Hummus with Greek-Style Olives

Black Olive Hummus

Black Olive Hummus

My friend Jared Bendis loves hummus. He told me what he really likes is hummus with black olives. Was asked to make humus for a dinner recently so I decided to make olive hummus. It was a huge hit at dinner. You can use fancy olives or even just black olives out of a can. I used black olives out of a can but doctored them up by steeping them for several days in a mixture of lemon juice, olive oil, garlic and oregano. Recipe follows. Really made a difference.   

Hummus with Olives

1 can garbanzo beans, drained

1 c. black olives, drained

1/4 c. olive oil

2 T. lemon juice

2 T. tahini (sesame seed paste)

2 cloves garlic

salt and hot pepper sauce to taste

 

Combine all ingredients in a blender or food processor until smooth. Adjust seasonings. Chill. Serve with pita bread, crackers or fresh vegetables.

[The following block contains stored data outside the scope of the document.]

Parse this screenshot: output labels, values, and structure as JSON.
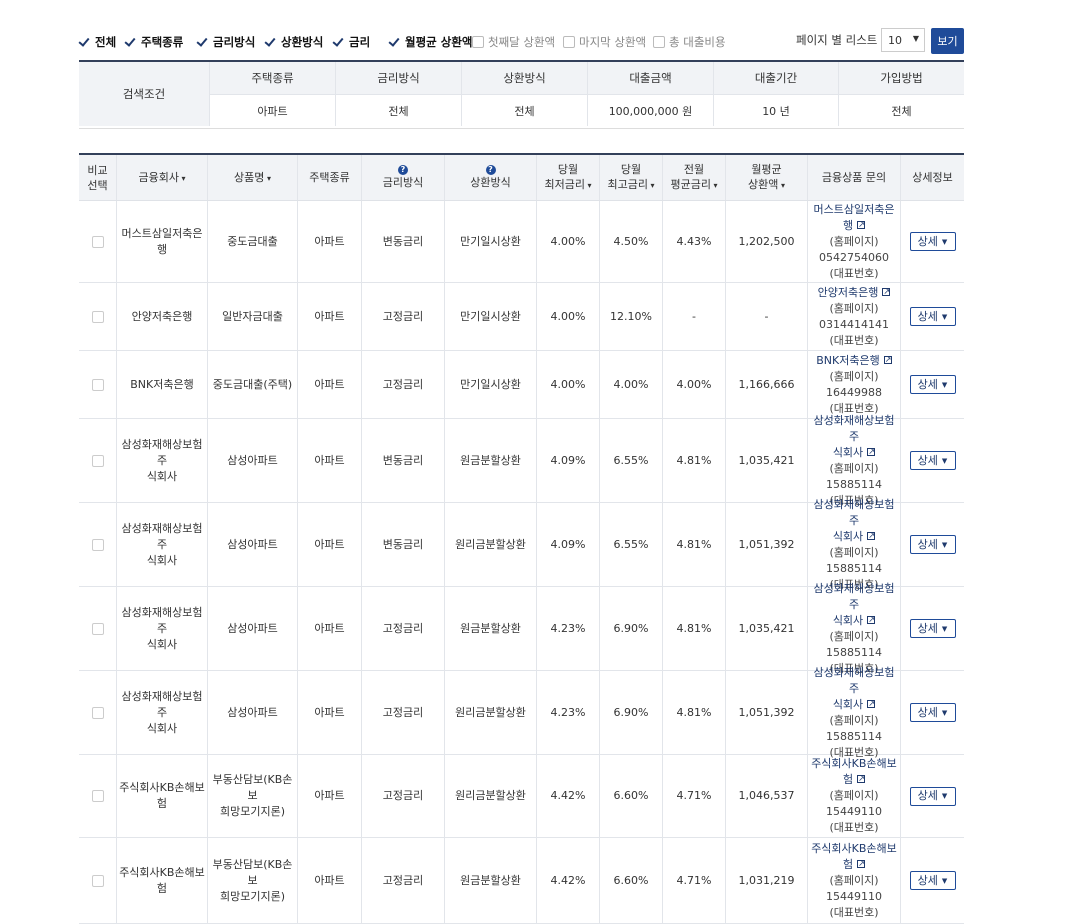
{
  "filters": [
    {
      "label": "전체",
      "checked": true
    },
    {
      "label": "주택종류",
      "checked": true
    },
    {
      "label": "금리방식",
      "checked": true
    },
    {
      "label": "상환방식",
      "checked": true
    },
    {
      "label": "금리",
      "checked": true
    },
    {
      "label": "월평균 상환액",
      "checked": true
    },
    {
      "label": "첫째달 상환액",
      "checked": false
    },
    {
      "label": "마지막 상환액",
      "checked": false
    },
    {
      "label": "총 대출비용",
      "checked": false
    }
  ],
  "per_page": {
    "label": "페이지 별 리스트 :",
    "value": "10",
    "button": "보기"
  },
  "search_conditions": {
    "label": "검색조건",
    "headers": [
      "주택종류",
      "금리방식",
      "상환방식",
      "대출금액",
      "대출기간",
      "가입방법"
    ],
    "values": [
      "아파트",
      "전체",
      "전체",
      "100,000,000 원",
      "10 년",
      "전체"
    ]
  },
  "table": {
    "headers": [
      {
        "lines": [
          "비교",
          "선택"
        ],
        "sort": false,
        "help": false
      },
      {
        "lines": [
          "금융회사"
        ],
        "sort": true,
        "help": false
      },
      {
        "lines": [
          "상품명"
        ],
        "sort": true,
        "help": false
      },
      {
        "lines": [
          "주택종류"
        ],
        "sort": false,
        "help": false
      },
      {
        "lines": [
          "금리방식"
        ],
        "sort": false,
        "help": true
      },
      {
        "lines": [
          "상환방식"
        ],
        "sort": false,
        "help": true
      },
      {
        "lines": [
          "당월",
          "최저금리"
        ],
        "sort": true,
        "help": false
      },
      {
        "lines": [
          "당월",
          "최고금리"
        ],
        "sort": true,
        "help": false
      },
      {
        "lines": [
          "전월",
          "평균금리"
        ],
        "sort": true,
        "help": false
      },
      {
        "lines": [
          "월평균",
          "상환액"
        ],
        "sort": true,
        "help": false
      },
      {
        "lines": [
          "금융상품 문의"
        ],
        "sort": false,
        "help": false
      },
      {
        "lines": [
          "상세정보"
        ],
        "sort": false,
        "help": false
      }
    ],
    "help_glyph": "?",
    "detail_label": "상세",
    "homepage_label": "(홈페이지)",
    "rep_label": "(대표번호)",
    "rows": [
      {
        "company": [
          "머스트삼일저축은행"
        ],
        "product": [
          "중도금대출"
        ],
        "house": "아파트",
        "rate_type": "변동금리",
        "repay": "만기일시상환",
        "min": "4.00%",
        "max": "4.50%",
        "avg": "4.43%",
        "monthly": "1,202,500",
        "inq_company": [
          "머스트삼일저축은행"
        ],
        "phone": "0542754060"
      },
      {
        "company": [
          "안양저축은행"
        ],
        "product": [
          "일반자금대출"
        ],
        "house": "아파트",
        "rate_type": "고정금리",
        "repay": "만기일시상환",
        "min": "4.00%",
        "max": "12.10%",
        "avg": "-",
        "monthly": "-",
        "inq_company": [
          "안양저축은행"
        ],
        "phone": "0314414141"
      },
      {
        "company": [
          "BNK저축은행"
        ],
        "product": [
          "중도금대출(주택)"
        ],
        "house": "아파트",
        "rate_type": "고정금리",
        "repay": "만기일시상환",
        "min": "4.00%",
        "max": "4.00%",
        "avg": "4.00%",
        "monthly": "1,166,666",
        "inq_company": [
          "BNK저축은행"
        ],
        "phone": "16449988"
      },
      {
        "company": [
          "삼성화재해상보험주",
          "식회사"
        ],
        "product": [
          "삼성아파트"
        ],
        "house": "아파트",
        "rate_type": "변동금리",
        "repay": "원금분할상환",
        "min": "4.09%",
        "max": "6.55%",
        "avg": "4.81%",
        "monthly": "1,035,421",
        "inq_company": [
          "삼성화재해상보험주",
          "식회사"
        ],
        "phone": "15885114"
      },
      {
        "company": [
          "삼성화재해상보험주",
          "식회사"
        ],
        "product": [
          "삼성아파트"
        ],
        "house": "아파트",
        "rate_type": "변동금리",
        "repay": "원리금분할상환",
        "min": "4.09%",
        "max": "6.55%",
        "avg": "4.81%",
        "monthly": "1,051,392",
        "inq_company": [
          "삼성화재해상보험주",
          "식회사"
        ],
        "phone": "15885114"
      },
      {
        "company": [
          "삼성화재해상보험주",
          "식회사"
        ],
        "product": [
          "삼성아파트"
        ],
        "house": "아파트",
        "rate_type": "고정금리",
        "repay": "원금분할상환",
        "min": "4.23%",
        "max": "6.90%",
        "avg": "4.81%",
        "monthly": "1,035,421",
        "inq_company": [
          "삼성화재해상보험주",
          "식회사"
        ],
        "phone": "15885114"
      },
      {
        "company": [
          "삼성화재해상보험주",
          "식회사"
        ],
        "product": [
          "삼성아파트"
        ],
        "house": "아파트",
        "rate_type": "고정금리",
        "repay": "원리금분할상환",
        "min": "4.23%",
        "max": "6.90%",
        "avg": "4.81%",
        "monthly": "1,051,392",
        "inq_company": [
          "삼성화재해상보험주",
          "식회사"
        ],
        "phone": "15885114"
      },
      {
        "company": [
          "주식회사KB손해보",
          "험"
        ],
        "product": [
          "부동산담보(KB손보",
          "희망모기지론)"
        ],
        "house": "아파트",
        "rate_type": "고정금리",
        "repay": "원리금분할상환",
        "min": "4.42%",
        "max": "6.60%",
        "avg": "4.71%",
        "monthly": "1,046,537",
        "inq_company": [
          "주식회사KB손해보",
          "험"
        ],
        "phone": "15449110"
      },
      {
        "company": [
          "주식회사KB손해보",
          "험"
        ],
        "product": [
          "부동산담보(KB손보",
          "희망모기지론)"
        ],
        "house": "아파트",
        "rate_type": "고정금리",
        "repay": "원금분할상환",
        "min": "4.42%",
        "max": "6.60%",
        "avg": "4.71%",
        "monthly": "1,031,219",
        "inq_company": [
          "주식회사KB손해보",
          "험"
        ],
        "phone": "15449110"
      }
    ]
  },
  "colors": {
    "primary": "#1f4b99",
    "header_bg": "#f1f3f6",
    "border_dark": "#33405a"
  },
  "icons": [
    "check-icon",
    "help-icon",
    "external-link-icon",
    "caret-down-icon"
  ]
}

Also nice spread in a pita bread with sliced tomatoes, cucumbers and lettuce. Freezes well.

Greek- Style Olives

Greek- Style Olives

Marinated Greek-Style Olives

1 can pitted black olives, drained and rinsed

1/4 c. lemon juice

2 slices lemon

2 whole garlic cloves

1 t. oregano

1/2 c. olive oil

 

Combine olives with all the ingredients, except the oil, and place in a covered dish in the fridge for 3 days. Add the oil and return to fridge for up to a couple of weeks, but at least 1 day. Drain before serving and allow to come to room temperature. Makes about 1 1/3 c.